Cape Fear Valley Health System
When COVID-19 hit, Fayetteville-based Cape Fear Valley Health System considered how to best ensure the safety of all served by the system, including patients and employees. Leaders at the health system identified three core needs – discharge support for underserved patients, virtual behavioral health services and increased nursing support.
Funds from the North Carolina Healthcare Foundation will support underserved patients with medication distribution, medical equipment and transportation, and will also be used to increase nursing coverage at the hospital, giving nurses working with COVID-19 patients additional breaks.
Last, the project will implement behavioral health programming across five counties, including a “traveling psychotherapist” who rotates across clinical locations to serve more of the rural, underserved population, as well as providing telemedicine tools and technology.
“The mental health of patients can directly impact the physical health of patients,” said John Bigger, corporate director of clinical services at Cape Fear Valley Health System. “This integrated approach to care for patients is a critical concept that helps them get better, quicker.”
Iredell Memorial Hospital – Iredell Physician Network
The need for video visits and remote patient monitoring in rural Alexander County is high. The county doesn’t have a hospital system, so patients receive their care at physician practices and an urgent care center. Many patients experience poverty and transportation issues, and many lost jobs due to business closures during the pandemic.

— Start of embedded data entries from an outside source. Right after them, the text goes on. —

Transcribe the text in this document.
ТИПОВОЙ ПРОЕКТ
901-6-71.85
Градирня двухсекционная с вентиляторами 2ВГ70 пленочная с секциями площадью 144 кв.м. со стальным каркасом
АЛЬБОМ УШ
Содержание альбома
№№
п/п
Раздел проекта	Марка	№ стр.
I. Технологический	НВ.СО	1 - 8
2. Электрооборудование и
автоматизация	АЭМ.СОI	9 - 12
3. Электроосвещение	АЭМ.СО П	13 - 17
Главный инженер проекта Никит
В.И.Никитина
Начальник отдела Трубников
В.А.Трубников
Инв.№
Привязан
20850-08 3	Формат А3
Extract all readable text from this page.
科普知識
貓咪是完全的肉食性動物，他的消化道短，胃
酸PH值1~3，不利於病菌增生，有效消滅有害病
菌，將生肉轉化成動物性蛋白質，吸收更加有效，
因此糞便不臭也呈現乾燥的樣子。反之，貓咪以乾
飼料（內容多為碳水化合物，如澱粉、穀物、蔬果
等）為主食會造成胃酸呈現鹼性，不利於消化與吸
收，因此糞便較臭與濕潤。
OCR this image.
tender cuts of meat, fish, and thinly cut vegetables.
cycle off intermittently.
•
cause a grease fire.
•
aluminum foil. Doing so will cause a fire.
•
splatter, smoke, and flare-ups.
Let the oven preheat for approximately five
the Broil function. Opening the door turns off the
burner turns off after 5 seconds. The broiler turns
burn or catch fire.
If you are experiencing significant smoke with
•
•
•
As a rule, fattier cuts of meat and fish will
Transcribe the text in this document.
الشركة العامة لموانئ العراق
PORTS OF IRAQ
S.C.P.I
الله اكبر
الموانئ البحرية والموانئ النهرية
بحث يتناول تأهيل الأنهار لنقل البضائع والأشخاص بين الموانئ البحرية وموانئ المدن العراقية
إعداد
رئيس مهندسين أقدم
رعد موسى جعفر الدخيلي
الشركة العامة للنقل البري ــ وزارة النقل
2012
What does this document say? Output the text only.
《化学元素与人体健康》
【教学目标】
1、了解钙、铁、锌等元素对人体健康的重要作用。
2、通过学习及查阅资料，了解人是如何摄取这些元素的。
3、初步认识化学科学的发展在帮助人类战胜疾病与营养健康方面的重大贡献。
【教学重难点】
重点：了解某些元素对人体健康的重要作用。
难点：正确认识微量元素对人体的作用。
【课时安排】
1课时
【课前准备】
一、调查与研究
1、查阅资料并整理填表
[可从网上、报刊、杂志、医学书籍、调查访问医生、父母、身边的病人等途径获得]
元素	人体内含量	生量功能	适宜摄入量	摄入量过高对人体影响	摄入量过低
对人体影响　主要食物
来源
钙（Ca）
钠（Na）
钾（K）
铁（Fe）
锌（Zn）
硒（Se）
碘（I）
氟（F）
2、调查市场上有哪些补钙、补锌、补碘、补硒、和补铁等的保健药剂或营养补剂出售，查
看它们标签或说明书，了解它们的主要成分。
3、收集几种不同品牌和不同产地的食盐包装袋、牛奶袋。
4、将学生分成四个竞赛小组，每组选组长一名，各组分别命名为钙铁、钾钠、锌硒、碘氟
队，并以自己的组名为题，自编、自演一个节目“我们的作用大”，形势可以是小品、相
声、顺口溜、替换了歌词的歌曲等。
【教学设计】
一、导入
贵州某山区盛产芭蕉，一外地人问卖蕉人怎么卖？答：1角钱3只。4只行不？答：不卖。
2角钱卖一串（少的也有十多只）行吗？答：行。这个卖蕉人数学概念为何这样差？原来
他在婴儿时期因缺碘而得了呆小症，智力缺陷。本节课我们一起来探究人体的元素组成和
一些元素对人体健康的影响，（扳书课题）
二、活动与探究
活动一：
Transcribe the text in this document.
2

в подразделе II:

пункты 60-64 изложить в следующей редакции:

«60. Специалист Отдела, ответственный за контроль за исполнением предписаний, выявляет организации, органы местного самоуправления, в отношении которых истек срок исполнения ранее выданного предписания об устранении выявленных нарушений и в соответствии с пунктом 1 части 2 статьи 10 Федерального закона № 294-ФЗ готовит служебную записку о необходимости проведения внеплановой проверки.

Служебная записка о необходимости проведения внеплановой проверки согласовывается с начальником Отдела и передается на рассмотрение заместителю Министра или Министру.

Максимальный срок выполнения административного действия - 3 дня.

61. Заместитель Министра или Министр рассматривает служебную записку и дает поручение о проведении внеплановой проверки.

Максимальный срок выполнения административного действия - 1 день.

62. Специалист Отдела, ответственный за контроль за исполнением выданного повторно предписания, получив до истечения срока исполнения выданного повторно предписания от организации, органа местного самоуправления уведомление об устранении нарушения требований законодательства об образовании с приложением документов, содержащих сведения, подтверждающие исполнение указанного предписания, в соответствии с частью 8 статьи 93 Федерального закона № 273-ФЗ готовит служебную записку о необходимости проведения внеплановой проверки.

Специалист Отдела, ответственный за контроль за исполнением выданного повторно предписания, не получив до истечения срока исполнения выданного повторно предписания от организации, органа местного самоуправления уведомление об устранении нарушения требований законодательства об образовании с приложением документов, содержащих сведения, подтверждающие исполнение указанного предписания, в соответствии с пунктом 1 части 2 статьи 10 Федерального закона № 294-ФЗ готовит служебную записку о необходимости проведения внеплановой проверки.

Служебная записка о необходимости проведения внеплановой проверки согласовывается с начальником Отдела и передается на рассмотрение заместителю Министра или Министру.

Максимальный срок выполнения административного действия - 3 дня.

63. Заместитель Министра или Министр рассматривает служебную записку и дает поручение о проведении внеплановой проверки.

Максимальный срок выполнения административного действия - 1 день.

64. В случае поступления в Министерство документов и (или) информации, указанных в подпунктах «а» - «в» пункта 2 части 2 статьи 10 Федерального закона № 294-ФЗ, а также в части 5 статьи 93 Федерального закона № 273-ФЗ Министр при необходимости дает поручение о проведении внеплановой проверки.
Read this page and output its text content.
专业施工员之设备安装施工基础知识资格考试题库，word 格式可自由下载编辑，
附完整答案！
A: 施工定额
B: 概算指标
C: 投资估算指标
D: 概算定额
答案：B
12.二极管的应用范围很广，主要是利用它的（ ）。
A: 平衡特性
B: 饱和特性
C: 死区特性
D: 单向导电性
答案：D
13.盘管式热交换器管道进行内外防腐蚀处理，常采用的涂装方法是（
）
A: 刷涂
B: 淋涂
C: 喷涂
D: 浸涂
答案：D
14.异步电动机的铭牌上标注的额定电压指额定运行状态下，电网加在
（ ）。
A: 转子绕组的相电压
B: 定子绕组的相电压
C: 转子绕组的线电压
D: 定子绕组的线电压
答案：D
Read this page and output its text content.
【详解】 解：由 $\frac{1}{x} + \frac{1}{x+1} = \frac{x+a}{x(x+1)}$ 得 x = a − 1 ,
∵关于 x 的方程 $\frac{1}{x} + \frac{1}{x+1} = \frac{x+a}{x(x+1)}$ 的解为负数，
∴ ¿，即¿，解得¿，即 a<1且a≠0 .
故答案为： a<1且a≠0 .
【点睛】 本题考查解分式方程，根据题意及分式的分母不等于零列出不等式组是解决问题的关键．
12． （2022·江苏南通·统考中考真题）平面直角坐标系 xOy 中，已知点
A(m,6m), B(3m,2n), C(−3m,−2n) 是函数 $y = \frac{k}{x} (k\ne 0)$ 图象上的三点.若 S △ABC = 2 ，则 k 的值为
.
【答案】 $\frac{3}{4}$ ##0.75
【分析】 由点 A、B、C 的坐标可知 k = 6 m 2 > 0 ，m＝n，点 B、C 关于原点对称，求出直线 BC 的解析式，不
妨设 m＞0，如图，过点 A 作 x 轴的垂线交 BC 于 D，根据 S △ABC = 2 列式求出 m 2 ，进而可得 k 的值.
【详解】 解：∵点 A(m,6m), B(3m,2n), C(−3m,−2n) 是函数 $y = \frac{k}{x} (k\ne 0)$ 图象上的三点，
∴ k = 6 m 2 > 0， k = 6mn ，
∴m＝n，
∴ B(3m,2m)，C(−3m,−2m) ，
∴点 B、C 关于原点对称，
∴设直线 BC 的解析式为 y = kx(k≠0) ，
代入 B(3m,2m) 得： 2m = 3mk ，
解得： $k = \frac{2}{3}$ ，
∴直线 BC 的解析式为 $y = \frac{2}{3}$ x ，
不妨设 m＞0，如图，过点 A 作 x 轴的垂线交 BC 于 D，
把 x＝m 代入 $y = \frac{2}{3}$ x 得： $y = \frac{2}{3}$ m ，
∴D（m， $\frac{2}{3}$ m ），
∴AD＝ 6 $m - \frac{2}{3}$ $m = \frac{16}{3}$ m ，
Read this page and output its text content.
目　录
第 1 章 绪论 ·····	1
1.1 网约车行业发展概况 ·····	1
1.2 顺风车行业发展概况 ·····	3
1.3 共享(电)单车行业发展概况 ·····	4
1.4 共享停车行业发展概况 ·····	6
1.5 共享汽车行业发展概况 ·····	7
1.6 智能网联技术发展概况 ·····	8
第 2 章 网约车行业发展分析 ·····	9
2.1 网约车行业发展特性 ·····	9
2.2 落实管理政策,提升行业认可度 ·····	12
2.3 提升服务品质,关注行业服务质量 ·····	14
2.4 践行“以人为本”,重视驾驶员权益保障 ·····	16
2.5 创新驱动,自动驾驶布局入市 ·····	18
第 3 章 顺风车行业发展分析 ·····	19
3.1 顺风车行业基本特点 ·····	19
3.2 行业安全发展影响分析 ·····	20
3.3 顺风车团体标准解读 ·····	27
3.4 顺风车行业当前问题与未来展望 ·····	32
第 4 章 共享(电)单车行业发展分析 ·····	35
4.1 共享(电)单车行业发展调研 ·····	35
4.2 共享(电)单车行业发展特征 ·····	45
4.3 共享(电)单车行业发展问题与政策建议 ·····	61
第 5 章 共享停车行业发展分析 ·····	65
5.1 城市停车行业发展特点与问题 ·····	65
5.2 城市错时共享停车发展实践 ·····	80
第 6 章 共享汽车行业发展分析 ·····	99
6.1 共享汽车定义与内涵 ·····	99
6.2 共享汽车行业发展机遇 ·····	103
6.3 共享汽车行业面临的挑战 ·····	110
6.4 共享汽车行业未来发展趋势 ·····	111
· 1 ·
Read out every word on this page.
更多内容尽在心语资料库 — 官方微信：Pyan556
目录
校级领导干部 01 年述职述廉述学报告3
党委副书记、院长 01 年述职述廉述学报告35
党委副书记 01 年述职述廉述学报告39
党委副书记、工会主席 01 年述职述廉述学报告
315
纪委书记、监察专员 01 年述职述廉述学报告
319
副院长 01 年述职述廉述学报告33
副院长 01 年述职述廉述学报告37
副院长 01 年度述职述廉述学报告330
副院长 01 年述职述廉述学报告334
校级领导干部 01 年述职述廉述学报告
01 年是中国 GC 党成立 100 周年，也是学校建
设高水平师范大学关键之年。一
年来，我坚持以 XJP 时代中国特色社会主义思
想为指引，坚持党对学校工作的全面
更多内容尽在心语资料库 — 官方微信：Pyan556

With funds received from the North Carolina Healthcare Foundation, Iredell Physician Network will deploy telemedicine tools for patients with one or more comorbidity who are at increased risk of complications if they contract COVID-19. The system hopes to deploy 50 units to start the initiative, which would allow for continuous monitoring of patients who fall in the comorbidity criteria.
“A lot of patients have trouble finding ways to get to the doctor or managing their chronic care needs and prescriptions,” said Carla Johnson, director of operations for the Iredell Physician Network, and the initiative allows the health network to deliver innovative care where patients are and connect them with the resources they need.